When I discussed the issue with her, Roy pointed out that she has been in exile too, in Siliguri, nestled in the foothills of the Himalayas, far from any major urban centres in the country. The city, however, is a very important nodal place in the region where it is situated. Hers is an exile “in one's head”, she says. Having followed Roy’s work over a long period of time and then reading Mendonsa, it becomes clear that one thing exile does is that it helps you “drop your disguises”, a phrase from Kamala Das that I use in a different context here. By allowing you to become whomever you want, when you are in exile, it helps you become yourself at the end of it through the method of eliminating all the pseudo-selves that are not you.
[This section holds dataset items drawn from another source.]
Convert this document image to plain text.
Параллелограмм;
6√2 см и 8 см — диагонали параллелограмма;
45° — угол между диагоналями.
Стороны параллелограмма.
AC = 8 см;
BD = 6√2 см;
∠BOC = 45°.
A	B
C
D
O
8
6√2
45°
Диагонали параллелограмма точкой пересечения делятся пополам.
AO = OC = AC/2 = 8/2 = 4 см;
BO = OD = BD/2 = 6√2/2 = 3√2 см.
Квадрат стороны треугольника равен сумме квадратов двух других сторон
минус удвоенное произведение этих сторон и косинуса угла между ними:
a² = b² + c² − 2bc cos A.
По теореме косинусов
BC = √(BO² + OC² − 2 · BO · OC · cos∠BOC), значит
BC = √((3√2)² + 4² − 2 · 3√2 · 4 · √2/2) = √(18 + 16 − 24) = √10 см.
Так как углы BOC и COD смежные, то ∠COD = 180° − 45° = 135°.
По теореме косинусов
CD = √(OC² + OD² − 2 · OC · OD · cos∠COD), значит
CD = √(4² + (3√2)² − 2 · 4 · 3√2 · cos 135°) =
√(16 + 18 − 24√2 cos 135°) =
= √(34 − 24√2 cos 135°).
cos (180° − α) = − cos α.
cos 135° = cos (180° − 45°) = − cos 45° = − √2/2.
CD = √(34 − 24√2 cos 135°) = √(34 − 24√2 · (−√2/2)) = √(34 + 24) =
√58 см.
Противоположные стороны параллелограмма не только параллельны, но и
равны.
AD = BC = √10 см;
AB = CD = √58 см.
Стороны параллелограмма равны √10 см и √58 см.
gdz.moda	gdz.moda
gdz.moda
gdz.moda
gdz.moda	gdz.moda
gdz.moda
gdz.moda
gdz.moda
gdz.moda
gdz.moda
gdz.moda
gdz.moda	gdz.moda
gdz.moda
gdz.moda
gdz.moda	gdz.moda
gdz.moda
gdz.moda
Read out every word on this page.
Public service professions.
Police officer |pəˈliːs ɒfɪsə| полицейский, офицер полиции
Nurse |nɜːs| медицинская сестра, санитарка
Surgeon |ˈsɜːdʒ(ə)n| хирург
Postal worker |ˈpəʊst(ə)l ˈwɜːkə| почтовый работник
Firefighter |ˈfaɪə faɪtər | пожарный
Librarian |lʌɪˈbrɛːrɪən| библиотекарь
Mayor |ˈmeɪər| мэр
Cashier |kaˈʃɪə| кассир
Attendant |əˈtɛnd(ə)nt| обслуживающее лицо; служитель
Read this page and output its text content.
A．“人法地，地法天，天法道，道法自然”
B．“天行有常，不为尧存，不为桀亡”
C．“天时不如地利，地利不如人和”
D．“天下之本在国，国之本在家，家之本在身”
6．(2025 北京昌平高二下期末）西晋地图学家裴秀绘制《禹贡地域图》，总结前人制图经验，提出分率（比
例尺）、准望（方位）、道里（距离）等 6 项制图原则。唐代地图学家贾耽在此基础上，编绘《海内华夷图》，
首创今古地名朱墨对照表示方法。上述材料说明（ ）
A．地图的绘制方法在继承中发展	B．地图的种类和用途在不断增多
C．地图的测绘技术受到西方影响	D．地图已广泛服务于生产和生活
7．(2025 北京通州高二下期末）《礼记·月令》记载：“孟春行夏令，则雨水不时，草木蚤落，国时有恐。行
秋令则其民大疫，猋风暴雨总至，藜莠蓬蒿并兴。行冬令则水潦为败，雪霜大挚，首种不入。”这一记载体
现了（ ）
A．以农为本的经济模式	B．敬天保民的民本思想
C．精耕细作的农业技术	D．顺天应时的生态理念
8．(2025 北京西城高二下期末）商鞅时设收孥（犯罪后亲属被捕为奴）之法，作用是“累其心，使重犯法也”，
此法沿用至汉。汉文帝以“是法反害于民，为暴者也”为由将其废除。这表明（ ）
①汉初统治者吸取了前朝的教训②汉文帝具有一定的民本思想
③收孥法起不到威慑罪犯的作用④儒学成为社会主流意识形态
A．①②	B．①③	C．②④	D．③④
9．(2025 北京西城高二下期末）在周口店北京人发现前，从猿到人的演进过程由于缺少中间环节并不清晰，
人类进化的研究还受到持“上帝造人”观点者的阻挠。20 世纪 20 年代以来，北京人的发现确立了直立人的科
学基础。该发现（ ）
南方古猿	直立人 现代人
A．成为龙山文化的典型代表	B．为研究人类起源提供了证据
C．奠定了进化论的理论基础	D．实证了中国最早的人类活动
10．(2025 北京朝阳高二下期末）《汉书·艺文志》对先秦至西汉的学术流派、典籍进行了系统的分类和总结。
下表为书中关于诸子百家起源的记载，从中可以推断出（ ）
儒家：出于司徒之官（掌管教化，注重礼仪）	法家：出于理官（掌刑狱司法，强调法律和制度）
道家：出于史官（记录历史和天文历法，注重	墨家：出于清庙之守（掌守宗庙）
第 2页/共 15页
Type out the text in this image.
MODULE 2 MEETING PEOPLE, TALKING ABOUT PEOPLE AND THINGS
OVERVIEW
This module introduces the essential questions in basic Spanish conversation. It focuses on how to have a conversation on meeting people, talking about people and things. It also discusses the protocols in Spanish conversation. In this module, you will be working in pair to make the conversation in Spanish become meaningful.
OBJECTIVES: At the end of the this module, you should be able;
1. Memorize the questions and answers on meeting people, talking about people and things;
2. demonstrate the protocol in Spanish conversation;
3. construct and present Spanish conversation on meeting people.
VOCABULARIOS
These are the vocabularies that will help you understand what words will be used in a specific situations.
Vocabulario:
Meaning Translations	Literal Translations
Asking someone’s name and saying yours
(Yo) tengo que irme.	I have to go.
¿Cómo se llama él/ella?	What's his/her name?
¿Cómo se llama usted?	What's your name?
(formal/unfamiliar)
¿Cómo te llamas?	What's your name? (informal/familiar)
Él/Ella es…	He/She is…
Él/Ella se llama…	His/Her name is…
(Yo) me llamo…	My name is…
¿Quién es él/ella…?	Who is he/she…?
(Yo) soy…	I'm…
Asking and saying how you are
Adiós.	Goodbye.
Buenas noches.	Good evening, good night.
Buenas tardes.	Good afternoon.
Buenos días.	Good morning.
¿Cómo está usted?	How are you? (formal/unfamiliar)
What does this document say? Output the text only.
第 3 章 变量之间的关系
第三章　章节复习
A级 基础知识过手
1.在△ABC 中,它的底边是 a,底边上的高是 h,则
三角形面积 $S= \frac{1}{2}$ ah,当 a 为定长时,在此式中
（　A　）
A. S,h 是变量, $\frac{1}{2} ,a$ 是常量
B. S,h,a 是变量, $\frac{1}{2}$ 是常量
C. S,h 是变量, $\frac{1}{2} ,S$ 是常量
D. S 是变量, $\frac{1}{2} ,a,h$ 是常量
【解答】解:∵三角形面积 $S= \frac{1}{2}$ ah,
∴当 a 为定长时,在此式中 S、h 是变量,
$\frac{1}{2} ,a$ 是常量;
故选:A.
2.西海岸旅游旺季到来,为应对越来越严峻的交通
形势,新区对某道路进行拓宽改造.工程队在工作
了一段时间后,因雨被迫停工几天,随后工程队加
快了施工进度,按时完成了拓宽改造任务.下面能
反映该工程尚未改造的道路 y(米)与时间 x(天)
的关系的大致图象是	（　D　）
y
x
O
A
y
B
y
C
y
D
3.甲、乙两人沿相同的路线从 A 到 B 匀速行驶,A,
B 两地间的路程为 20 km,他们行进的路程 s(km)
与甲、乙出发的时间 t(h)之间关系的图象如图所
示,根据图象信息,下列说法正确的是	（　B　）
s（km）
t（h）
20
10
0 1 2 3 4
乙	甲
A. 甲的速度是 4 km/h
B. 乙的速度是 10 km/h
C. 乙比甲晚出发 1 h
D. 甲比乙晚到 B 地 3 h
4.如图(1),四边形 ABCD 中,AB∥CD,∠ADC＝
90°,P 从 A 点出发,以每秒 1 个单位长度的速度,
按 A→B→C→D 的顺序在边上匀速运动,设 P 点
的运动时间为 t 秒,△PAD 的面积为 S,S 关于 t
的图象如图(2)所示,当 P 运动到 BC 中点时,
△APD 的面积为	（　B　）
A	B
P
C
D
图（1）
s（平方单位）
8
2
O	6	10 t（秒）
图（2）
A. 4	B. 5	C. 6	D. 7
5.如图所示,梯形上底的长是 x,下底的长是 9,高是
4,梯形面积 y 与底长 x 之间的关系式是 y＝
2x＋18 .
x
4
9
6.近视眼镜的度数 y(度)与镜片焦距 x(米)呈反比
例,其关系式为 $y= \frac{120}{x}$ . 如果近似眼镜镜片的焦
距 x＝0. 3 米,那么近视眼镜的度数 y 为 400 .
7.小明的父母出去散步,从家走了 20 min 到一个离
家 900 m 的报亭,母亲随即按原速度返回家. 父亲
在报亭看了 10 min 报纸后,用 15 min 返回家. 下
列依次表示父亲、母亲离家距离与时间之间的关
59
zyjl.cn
The Fisher of Perch is a work of art that is entirely transparent; the author displays complete freedom from the compulsion, something that others portray as profound. It is transparent like the river which forms an important part of the narrative, symbolising the inner and eternal self with which the poet sought a meeting, through her deliberate displacement, and succeeded, by removing from her being and its peripheries all that is unnecessary, even family and friends. (Gradually, I leave my old life behind, like clothes I no longer need.) This makes her (feel the river washing all over me, as if I were a stone, cleansing me of my old life.)
In an interview she says that her friends do not get to visit her much because the way to her house in the Nilgiris is very arduous but is that not a conscious choice by the author? To not make it easy for friends to “bother us”? About family, which will, of course, neither forget you nor let you forget your ties of blood, this is what she says: I have learned from the animals: they live apart, at their own pace. But ultimately, why go in exile? Well, among other things, maybe for the simple pleasure of not having to do anything. As it is, women bear the weight of both home and outside on their bodies and souls. As Roy writes, “Women, unlike men, are called at their workplace for example, over the missing sock of a child. And women have pointed out that to expect them to multitask all the time is exploitative,” As Mendonsa tells us the reason behind her move to the Nilgiris: Fishing for the courage to continue not doing anything/ far from the shark's teeth of the world. Other than the sublime beauty of the poetry — the metaphors are both stunning and sophisticated — one must commend the strikingly attractive quality of the cover art and the illustrations. The design completes the book.
Abhimanyu Kumar is a journalist based in Delhi. His first book of poems, Milan and the Sea, was released last year.